Denúncia de fiscal originou investigação sobre empresas de carne
Funcionário procurou a PF com provas de irregularidades e pagamento de propina
Thiago Herdy - O Globo
A denúncia de um fiscal agropecuário federal do Paraná, que sofreu uma
série de punições de seus superiores por não participar de esquema de
corrupção, foi a origem da investigação que resultou na prisão de
executivos das maiores empresas processadoras de carne animal no país e
as revelações sobre a venda de carne imprópria para consumo humano, deflagradas nesta sexta-feira pela Operação Carne Fraca.
Daniel
Gouvêa Teixeira era lotado na Superintendência Federal da Agricultura
no estado do Paraná, como chefe substituto do Serviço de Inspeção de
Produto de Origem Animal (Sipoa) e constatou que funcionários do órgão
eram transferidos para outras unidades de atuação para atender ao
interesse de fiscalizados, sempre “empresas de grande capital”, segundo
ele.
Mesmo
afastado do local original de trabalho por ter denunciado uma chefe,
durante as atividades de fiscalização verificou que havia um esquema de corrupção envolvendo frigoríficos de carne suína. As irregularidades incluíam o aproveitamento de animais mortos (e não abatidos) para produção de linguiça (o que é ilegal), comercialização de certificados sanitários e pagamento de propina a fiscais e agentes de inspeção.
Há pouco mais de dois anos Teixeira entregou às autoridades gravações
de reuniões da diretoria da empresa Peccin Agroindustrial, frigorífico
de Curitiba especializado na fabricação de linguiças, salames e outras
carnes preparadas. E também provas de que os chefes do serviço de
inspeção faziam “acerto” para que a empresa continuasse atuando “às
margens da ilegalidade”.
Foi Teixeira, também, quem entregou provas sobre irregularidades
envolvendo a empresa Souza Ramos, fornecedora de merenda escolar para
unidades educacionais do Paraná. E ainda suspeitas de enriquecimento
ilícito do então superintendente do Ministério da Agricultura, Pecuária e
Abastecimento no Paraná, Daniel Gonçalves Filho, que ocupou cargo entre
2007 e 2016. Gonçalves Filho era sócio de empresas e dono de imóveis e
carros de luxo, incompatíveis com a sua renda, segundo as investigações.

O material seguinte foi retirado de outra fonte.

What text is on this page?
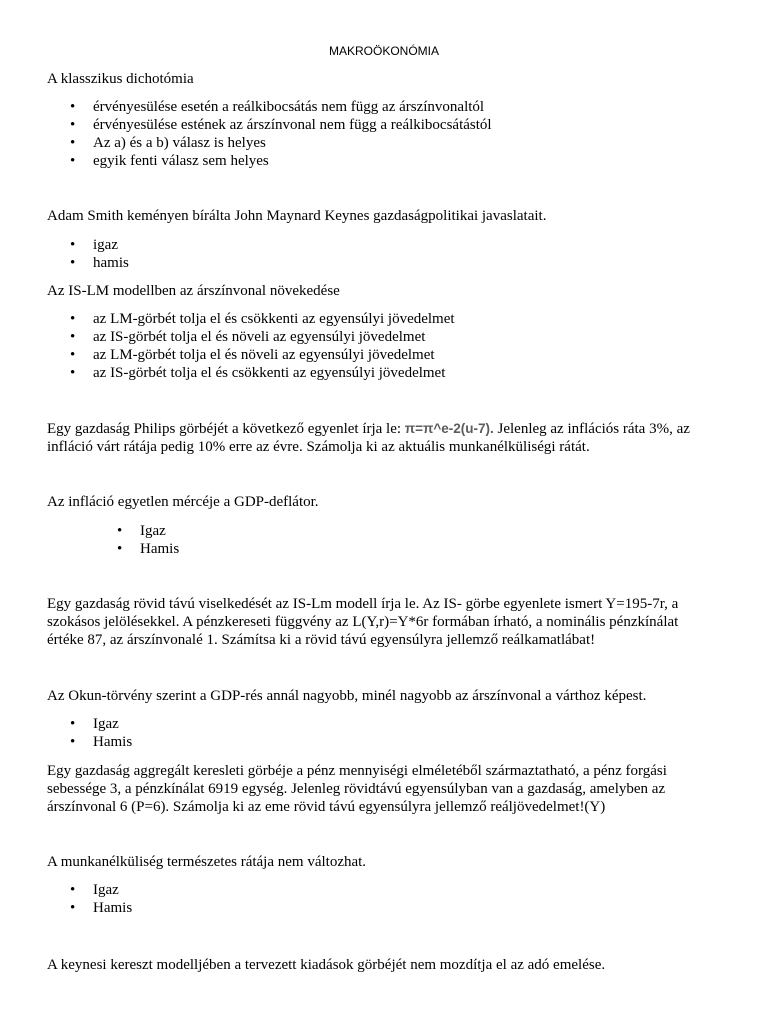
MAKROÖKONÓMIA
A klasszikus dichotómia
• érvényesülése esetén a reálkibocsátás nem függ az árszínvonaltól
• érvényesülése estének az árszínvonal nem függ a reálkibocsátástól
• Az a) és a b) válasz is helyes
• egyik fenti válasz sem helyes
Adam Smith keményen bírálta John Maynard Keynes gazdaságpolitikai javaslatait.
• igaz
• hamis
Az IS-LM modellben az árszínvonal növekedése
• az LM-görbét tolja el és csökkenti az egyensúlyi jövedelmet
• az IS-görbét tolja el és növeli az egyensúlyi jövedelmet
• az LM-görbét tolja el és növeli az egyensúlyi jövedelmet
• az IS-görbét tolja el és csökkenti az egyensúlyi jövedelmet
Egy gazdaság Philips görbéjét a következő egyenlet írja le: π=π^e-2(u-7). Jelenleg az inflációs ráta 3%, az
infláció várt rátája pedig 10% erre az évre. Számolja ki az aktuális munkanélküliségi rátát.
Az infláció egyetlen mércéje a GDP-deflátor.
• Igaz
• Hamis
Egy gazdaság rövid távú viselkedését az IS-Lm modell írja le. Az IS- görbe egyenlete ismert Y=195-7r, a
szokásos jelölésekkel. A pénzkereseti függvény az L(Y,r)=Y*6r formában írható, a nominális pénzkínálat
értéke 87, az árszínvonalé 1. Számítsa ki a rövid távú egyensúlyra jellemző reálkamatlábat!
Az Okun-törvény szerint a GDP-rés annál nagyobb, minél nagyobb az árszínvonal a várthoz képest.
• Igaz
• Hamis
Egy gazdaság aggregált keresleti görbéje a pénz mennyiségi elméletéből származtatható, a pénz forgási
sebessége 3, a pénzkínálat 6919 egység. Jelenleg rövidtávú egyensúlyban van a gazdaság, amelyben az
árszínvonal 6 (P=6). Számolja ki az eme rövid távú egyensúlyra jellemző reáljövedelmet!(Y)
A munkanélküliség természetes rátája nem változhat.
• Igaz
• Hamis
A keynesi kereszt modelljében a tervezett kiadások görbéjét nem mozdítja el az adó emelése.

Os relatos de Teixeira levaram a PF a iniciar uma série de
depoimentos com ex-funcionários das empresas suspeitas, que corroboraram
o que havia sido denunciado. O fiscal voltou a ser ouvido em depoimento
durante as investigações, ocasião em que revelou o nome de outras
empresas suspeitas de irregularidades, como Novilho Nobre, Mastercarnes,
Madero e BRF S.A.
Chamados
a prestar esclarecimentos, executivos de empresas alegaram terem sido
“vítimas de exigências de fiscais federais”, como pagamento de propina
regular entre R$ 2 mil e R$ 5 mil, para continuarem funcionando. A
empresa Madero colaborou com a investigação e apresentou gravação em
vídeo de um agente de inspeção levando alimentos produzidos pela fábrica
que acabara de fiscalizar.
A PF obteve na Justiça autorização para realizar interceptações
telefônicas e quebrar os sigilos bancário e fiscal de dezenas de
investigados. Descobriram que agentes corruptos se valiam de familiares
para ocultar a propina recebida de corruptores e que muitos deles
falavam com políticos, embora as conversas não tenham sido consideradas,
por si só, “indícios de ilicitude”, segundo relatório da PF.
“O mesmo não pode se dizer em relação a alguns assessores
parlamentares, pois pelas conversas interceptadas, há forte suspeita de
atuarem em conjunto com servidores do Mapa em benefício próprio ou
visando a proteção de empresas”, escreveu o delegado Maurício Moascardi
Grillo, no relatório da PF que motivou a ação.